Tuesday, January 29, 2008

Reprise


Eternal knot
Last week I wrote about a study of the information behaviour of the future and the resulting scare headlines about the google generation. John Naughton’s article in the Observer last Sunday gave a more thorough consideration of the findings which made me realise how my own reading was rather hasty. In this book, Colin Lankshear and Michele Knobel talk about the emergence of new kinds of reading and this is a good example of what that looks like. Here’s John Naughton: The findings describe 'a new form of information-seeking behaviour' characterised as being 'horizontal, bouncing, checking and viewing in nature.
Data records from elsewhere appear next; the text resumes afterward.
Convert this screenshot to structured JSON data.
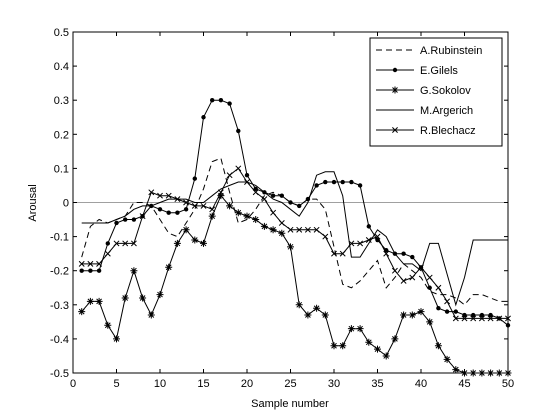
{
  "chart_data": {
    "type": "line",
    "xlabel": "Sample number",
    "ylabel": "Arousal",
    "xlim": [
      0,
      50
    ],
    "ylim": [
      -0.5,
      0.5
    ],
    "x_ticks": [
      "0",
      "5",
      "10",
      "15",
      "20",
      "25",
      "30",
      "35",
      "40",
      "45",
      "50"
    ],
    "y_ticks": [
      "-0.5",
      "-0.4",
      "-0.3",
      "-0.2",
      "-0.1",
      "0",
      "0.1",
      "0.2",
      "0.3",
      "0.4",
      "0.5"
    ],
    "grid": false,
    "legend_position": "top-right",
    "reference_line": {
      "y": 0,
      "color": "#a0a0a0"
    },
    "series": [
      {
        "name": "A.Rubinstein",
        "style": "dashed",
        "marker": "none",
        "color": "#000000",
        "x": [
          1,
          2,
          3,
          4,
          5,
          6,
          7,
          8,
          9,
          10,
          11,
          12,
          13,
          14,
          15,
          16,
          17,
          18,
          19,
          20,
          21,
          22,
          23,
          24,
          25,
          26,
          27,
          28,
          29,
          30,
          31,
          32,
          33,
          34,
          35,
          36,
          37,
          38,
          39,
          40,
          41,
          42,
          43,
          44,
          45,
          46,
          47,
          48,
          49,
          50
        ],
        "y": [
          -0.16,
          -0.07,
          -0.05,
          -0.06,
          -0.05,
          -0.04,
          0.0,
          0.0,
          -0.01,
          -0.05,
          -0.09,
          -0.1,
          -0.06,
          -0.02,
          0.04,
          0.12,
          0.13,
          0.03,
          -0.06,
          -0.05,
          -0.02,
          0.02,
          0.03,
          0.02,
          0.0,
          -0.01,
          0.01,
          0.01,
          -0.02,
          -0.13,
          -0.24,
          -0.25,
          -0.23,
          -0.2,
          -0.17,
          -0.25,
          -0.22,
          -0.18,
          -0.2,
          -0.22,
          -0.26,
          -0.27,
          -0.27,
          -0.28,
          -0.3,
          -0.27,
          -0.27,
          -0.28,
          -0.29,
          -0.29
        ]
      },
      {
        "name": "E.Gilels",
        "style": "solid",
        "marker": "dot",
        "color": "#000000",
        "x": [
          1,
          2,
          3,
          4,
          5,
          6,
          7,
          8,
          9,
          10,
          11,
          12,
          13,
          14,
          15,
          16,
          17,
          18,
          19,
          20,
          21,
          22,
          23,
          24,
          25,
          26,
          27,
          28,
          29,
          30,
          31,
          32,
          33,
          34,
          35,
          36,
          37,
          38,
          39,
          40,
          41,
          42,
          43,
          44,
          45,
          46,
          47,
          48,
          49,
          50
        ],
        "y": [
          -0.2,
          -0.2,
          -0.2,
          -0.12,
          -0.06,
          -0.05,
          -0.05,
          -0.04,
          -0.01,
          -0.02,
          -0.03,
          -0.03,
          -0.02,
          0.07,
          0.25,
          0.3,
          0.3,
          0.29,
          0.21,
          0.08,
          0.04,
          0.03,
          0.02,
          0.02,
          0.0,
          -0.01,
          0.01,
          0.05,
          0.06,
          0.06,
          0.06,
          0.06,
          0.05,
          -0.07,
          -0.11,
          -0.14,
          -0.15,
          -0.15,
          -0.16,
          -0.19,
          -0.25,
          -0.31,
          -0.32,
          -0.32,
          -0.33,
          -0.33,
          -0.33,
          -0.33,
          -0.34,
          -0.36
        ]
      },
      {
        "name": "G.Sokolov",
        "style": "solid",
        "marker": "star",
        "color": "#000000",
        "x": [
          1,
          2,
          3,
          4,
          5,
          6,
          7,
          8,
          9,
          10,
          11,
          12,
          13,
          14,
          15,
          16,
          17,
          18,
          19,
          20,
          21,
          22,
          23,
          24,
          25,
          26,
          27,
          28,
          29,
          30,
          31,
          32,
          33,
          34,
          35,
          36,
          37,
          38,
          39,
          40,
          41,
          42,
          43,
          44,
          45,
          46,
          47,
          48,
          49,
          50
        ],
        "y": [
          -0.32,
          -0.29,
          -0.29,
          -0.36,
          -0.4,
          -0.28,
          -0.2,
          -0.28,
          -0.33,
          -0.27,
          -0.19,
          -0.12,
          -0.08,
          -0.11,
          -0.12,
          -0.04,
          0.02,
          -0.01,
          -0.03,
          -0.04,
          -0.05,
          -0.07,
          -0.08,
          -0.09,
          -0.13,
          -0.3,
          -0.33,
          -0.31,
          -0.33,
          -0.42,
          -0.42,
          -0.37,
          -0.37,
          -0.41,
          -0.43,
          -0.45,
          -0.4,
          -0.33,
          -0.33,
          -0.32,
          -0.35,
          -0.42,
          -0.46,
          -0.49,
          -0.5,
          -0.5,
          -0.5,
          -0.5,
          -0.5,
          -0.5
        ]
      },
      {
        "name": "M.Argerich",
        "style": "solid",
        "marker": "none",
        "color": "#000000",
        "x": [
          1,
          2,
          3,
          4,
          5,
          6,
          7,
          8,
          9,
          10,
          11,
          12,
          13,
          14,
          15,
          16,
          17,
          18,
          19,
          20,
          21,
          22,
          23,
          24,
          25,
          26,
          27,
          28,
          29,
          30,
          31,
          32,
          33,
          34,
          35,
          36,
          37,
          38,
          39,
          40,
          41,
          42,
          43,
          44,
          45,
          46,
          47,
          48,
          49,
          50
        ],
        "y": [
          -0.06,
          -0.06,
          -0.06,
          -0.06,
          -0.05,
          -0.04,
          -0.02,
          -0.01,
          -0.01,
          0.0,
          0.01,
          0.01,
          0.01,
          0.0,
          0.0,
          0.02,
          0.04,
          0.05,
          0.06,
          0.06,
          0.05,
          0.03,
          0.01,
          0.0,
          -0.02,
          -0.04,
          0.0,
          0.08,
          0.09,
          0.09,
          0.02,
          -0.16,
          -0.16,
          -0.12,
          -0.08,
          -0.1,
          -0.15,
          -0.18,
          -0.18,
          -0.2,
          -0.12,
          -0.12,
          -0.21,
          -0.3,
          -0.22,
          -0.11,
          -0.11,
          -0.11,
          -0.11,
          -0.11
        ]
      },
      {
        "name": "R.Blechacz",
        "style": "solid",
        "marker": "cross",
        "color": "#000000",
        "x": [
          1,
          2,
          3,
          4,
          5,
          6,
          7,
          8,
          9,
          10,
          11,
          12,
          13,
          14,
          15,
          16,
          17,
          18,
          19,
          20,
          21,
          22,
          23,
          24,
          25,
          26,
          27,
          28,
          29,
          30,
          31,
          32,
          33,
          34,
          35,
          36,
          37,
          38,
          39,
          40,
          41,
          42,
          43,
          44,
          45,
          46,
          47,
          48,
          49,
          50
        ],
        "y": [
          -0.18,
          -0.18,
          -0.18,
          -0.15,
          -0.12,
          -0.12,
          -0.12,
          -0.04,
          0.03,
          0.02,
          0.02,
          0.01,
          0.0,
          -0.01,
          -0.01,
          -0.02,
          0.03,
          0.08,
          0.1,
          0.06,
          0.03,
          0.01,
          -0.03,
          -0.06,
          -0.08,
          -0.08,
          -0.08,
          -0.08,
          -0.1,
          -0.15,
          -0.15,
          -0.12,
          -0.12,
          -0.11,
          -0.1,
          -0.15,
          -0.2,
          -0.23,
          -0.22,
          -0.19,
          -0.22,
          -0.25,
          -0.29,
          -0.34,
          -0.34,
          -0.34,
          -0.34,
          -0.34,
          -0.34,
          -0.34
        ]
      }
    ]
  }
}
Users are promiscuous, diverse and volatile.' 'Horizontal' information-seeking means 'a form of skimming activity, where people view just one or two pages from an academic site then "bounce" out, perhaps never to return.' The average times users spend on e-book and e-journal sites are very short: typically four and eight minutes respectively. Well that’s so interesting, because that’s exactly what I just did….but then I also returned to the topic from an alternative source, wrote about it and passed it on, links and all! All in all that must count as a case study in new literacy - read, think, write, link, read, think, write, link...

2 comments:

Jackie Marsh said...

Hi Guy, now caught up with you on this! Love the idea of 'read, think, write, link, read, think, write, link' - think we should all track our online practices for a day and write a post about it, would be interesting to compare!

Guy Merchant said...

Great idea, I'm going to try to log mine on Monday (perhaps blog them Tuesday). What fun...would make a good study, too!